OAuth 2.0 Token Introspection - RFC 7662

[martinhaase]

Hi, Yet another question: is it planned for APIs to implement RFC 7662 (OAuth 2.0 Token Introspection, see https://tools.ietf.org/html/rfc7662)? If yes, which would be the planning horizon?
Thanks,
Martin

[Robbilie]

https://github.com/OAuth-Apis/apis/blob/master/apis-authorization-server/src/main/java/org/surfnet/oaaas/resource/VerifyResource.java

isnt that what this rfc defines?

[javierisaai]

@Robbilie The above is a Google approach to a somewhat similar requirement, however rfc7662's spec is quite more detailed, with guidelines & requirements missing in this project's implementation.
By the way, rfc7662 seems like quite a final document, so it's worth considering putting some efforts behind an implementation.

[gvanderploeg]

At the time of implementation, this RFC 7662 did not exist yet, therefore
we used Google's impl. as reference.
Indeed, now that the RFC is there, a proper implementation according to
spec would be nice.
Unfortenately, there are no current plans for this.
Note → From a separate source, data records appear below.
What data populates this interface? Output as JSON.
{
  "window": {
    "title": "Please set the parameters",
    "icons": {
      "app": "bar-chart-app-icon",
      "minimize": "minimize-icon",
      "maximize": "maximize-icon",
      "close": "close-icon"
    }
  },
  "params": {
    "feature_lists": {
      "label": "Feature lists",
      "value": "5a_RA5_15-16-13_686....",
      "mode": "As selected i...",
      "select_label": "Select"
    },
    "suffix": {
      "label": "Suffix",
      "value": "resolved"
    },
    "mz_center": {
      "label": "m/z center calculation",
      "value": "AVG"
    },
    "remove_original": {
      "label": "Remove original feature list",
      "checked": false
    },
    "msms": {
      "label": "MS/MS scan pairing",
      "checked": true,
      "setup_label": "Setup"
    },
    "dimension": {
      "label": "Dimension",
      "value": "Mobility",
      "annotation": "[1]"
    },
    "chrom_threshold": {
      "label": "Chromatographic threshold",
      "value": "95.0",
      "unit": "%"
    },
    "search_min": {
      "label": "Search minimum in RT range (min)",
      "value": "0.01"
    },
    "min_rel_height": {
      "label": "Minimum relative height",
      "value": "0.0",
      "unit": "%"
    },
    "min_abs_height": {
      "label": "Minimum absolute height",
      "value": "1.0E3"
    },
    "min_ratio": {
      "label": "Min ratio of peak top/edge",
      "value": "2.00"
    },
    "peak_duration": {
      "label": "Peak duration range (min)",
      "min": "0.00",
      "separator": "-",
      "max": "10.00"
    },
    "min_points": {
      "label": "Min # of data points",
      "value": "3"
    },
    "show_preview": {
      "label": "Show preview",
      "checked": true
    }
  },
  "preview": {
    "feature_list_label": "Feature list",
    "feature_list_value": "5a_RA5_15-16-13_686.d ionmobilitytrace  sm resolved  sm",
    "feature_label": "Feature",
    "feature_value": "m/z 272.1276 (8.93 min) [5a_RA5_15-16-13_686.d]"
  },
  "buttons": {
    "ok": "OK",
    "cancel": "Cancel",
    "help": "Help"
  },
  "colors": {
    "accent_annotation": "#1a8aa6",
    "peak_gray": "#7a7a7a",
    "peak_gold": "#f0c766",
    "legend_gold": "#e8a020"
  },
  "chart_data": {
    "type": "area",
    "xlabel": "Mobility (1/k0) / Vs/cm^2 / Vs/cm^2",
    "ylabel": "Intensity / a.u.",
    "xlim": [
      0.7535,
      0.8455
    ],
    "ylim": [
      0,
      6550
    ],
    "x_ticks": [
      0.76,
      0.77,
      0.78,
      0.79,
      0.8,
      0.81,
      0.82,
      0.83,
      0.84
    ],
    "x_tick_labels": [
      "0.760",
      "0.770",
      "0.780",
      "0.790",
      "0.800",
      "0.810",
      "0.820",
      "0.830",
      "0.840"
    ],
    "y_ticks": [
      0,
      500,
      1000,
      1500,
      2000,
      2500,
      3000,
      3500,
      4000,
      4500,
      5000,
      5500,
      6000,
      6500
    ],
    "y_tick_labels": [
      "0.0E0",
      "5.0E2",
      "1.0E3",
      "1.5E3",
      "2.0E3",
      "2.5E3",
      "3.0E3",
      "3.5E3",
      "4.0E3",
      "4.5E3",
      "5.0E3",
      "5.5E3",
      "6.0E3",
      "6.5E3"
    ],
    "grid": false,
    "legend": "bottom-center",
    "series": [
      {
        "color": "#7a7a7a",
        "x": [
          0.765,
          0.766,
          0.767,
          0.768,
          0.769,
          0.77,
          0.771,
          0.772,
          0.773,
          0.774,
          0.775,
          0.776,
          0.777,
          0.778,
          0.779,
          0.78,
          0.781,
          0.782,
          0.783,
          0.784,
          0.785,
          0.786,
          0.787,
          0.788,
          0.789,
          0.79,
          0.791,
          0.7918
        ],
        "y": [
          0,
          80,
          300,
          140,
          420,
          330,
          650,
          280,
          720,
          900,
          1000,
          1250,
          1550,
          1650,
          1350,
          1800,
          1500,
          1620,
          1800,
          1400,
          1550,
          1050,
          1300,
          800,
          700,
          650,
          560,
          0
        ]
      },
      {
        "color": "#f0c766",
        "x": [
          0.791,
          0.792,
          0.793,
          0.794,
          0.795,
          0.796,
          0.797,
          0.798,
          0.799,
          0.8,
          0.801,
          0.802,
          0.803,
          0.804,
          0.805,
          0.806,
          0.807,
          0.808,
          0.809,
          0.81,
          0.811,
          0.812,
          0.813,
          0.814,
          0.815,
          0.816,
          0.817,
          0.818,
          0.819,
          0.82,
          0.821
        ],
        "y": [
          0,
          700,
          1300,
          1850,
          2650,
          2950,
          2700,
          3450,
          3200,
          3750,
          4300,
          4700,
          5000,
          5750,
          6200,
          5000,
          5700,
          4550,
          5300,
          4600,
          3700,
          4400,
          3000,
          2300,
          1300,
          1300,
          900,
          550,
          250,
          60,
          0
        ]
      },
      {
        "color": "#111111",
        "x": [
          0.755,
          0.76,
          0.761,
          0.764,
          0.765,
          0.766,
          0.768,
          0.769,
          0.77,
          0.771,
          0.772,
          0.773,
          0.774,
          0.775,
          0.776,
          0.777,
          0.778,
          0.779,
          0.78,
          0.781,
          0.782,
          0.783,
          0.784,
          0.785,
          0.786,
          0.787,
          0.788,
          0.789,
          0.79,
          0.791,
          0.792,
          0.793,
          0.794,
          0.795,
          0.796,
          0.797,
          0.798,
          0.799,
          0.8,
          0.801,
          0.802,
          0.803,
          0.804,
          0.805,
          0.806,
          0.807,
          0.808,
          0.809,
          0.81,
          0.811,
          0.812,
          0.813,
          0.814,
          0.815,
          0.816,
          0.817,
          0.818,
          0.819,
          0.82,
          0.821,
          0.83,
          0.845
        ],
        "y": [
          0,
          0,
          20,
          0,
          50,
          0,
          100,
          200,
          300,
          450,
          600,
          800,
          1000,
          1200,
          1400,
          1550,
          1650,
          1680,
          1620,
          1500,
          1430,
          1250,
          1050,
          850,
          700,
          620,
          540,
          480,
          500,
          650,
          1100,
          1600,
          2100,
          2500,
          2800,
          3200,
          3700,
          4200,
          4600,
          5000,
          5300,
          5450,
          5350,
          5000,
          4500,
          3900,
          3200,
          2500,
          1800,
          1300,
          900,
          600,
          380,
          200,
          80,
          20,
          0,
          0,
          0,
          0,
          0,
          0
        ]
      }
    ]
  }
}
PRs are most welcome
though :-)

On 19 June 2016 at 19:18, Javier Rivera-Acosta notifications@github.com
wrote:

@Robbilie https://github.com/Robbilie The above is a Google approach to
a somewhat similar requirement, however rfc7662's spec is quite more
detailed, with guidelines & requirements missing in this project's
implementation.
By the way, rfc7662 seems like quite a final document, so it's worth
considering putting some efforts behind an implementation.

—
You are receiving this because you are subscribed to this thread.
Reply to this email directly, view it on GitHub
#92 (comment), or mute
the thread
https://github.com/notifications/unsubscribe/ABG69rSjpjZgGsYMHR_fjfS64f1Zw31xks5qNXn-gaJpZM4I4IQ3
.

http://www.finalist.nl

[thiagozf]

I've done an initial implementation of the RFC 7662 spec (thiagozf/apis#10), based on the current token verification feature. My idea is to deprecate the current endpoint (/tokeninfo) and start using a new one (/introspect). Things like AuthorizationServerFilter should also consider the new endpoint.

I will submit a pull request as soon as it gets more complete and stable. Feedback and/or contributions for this task are appreciated.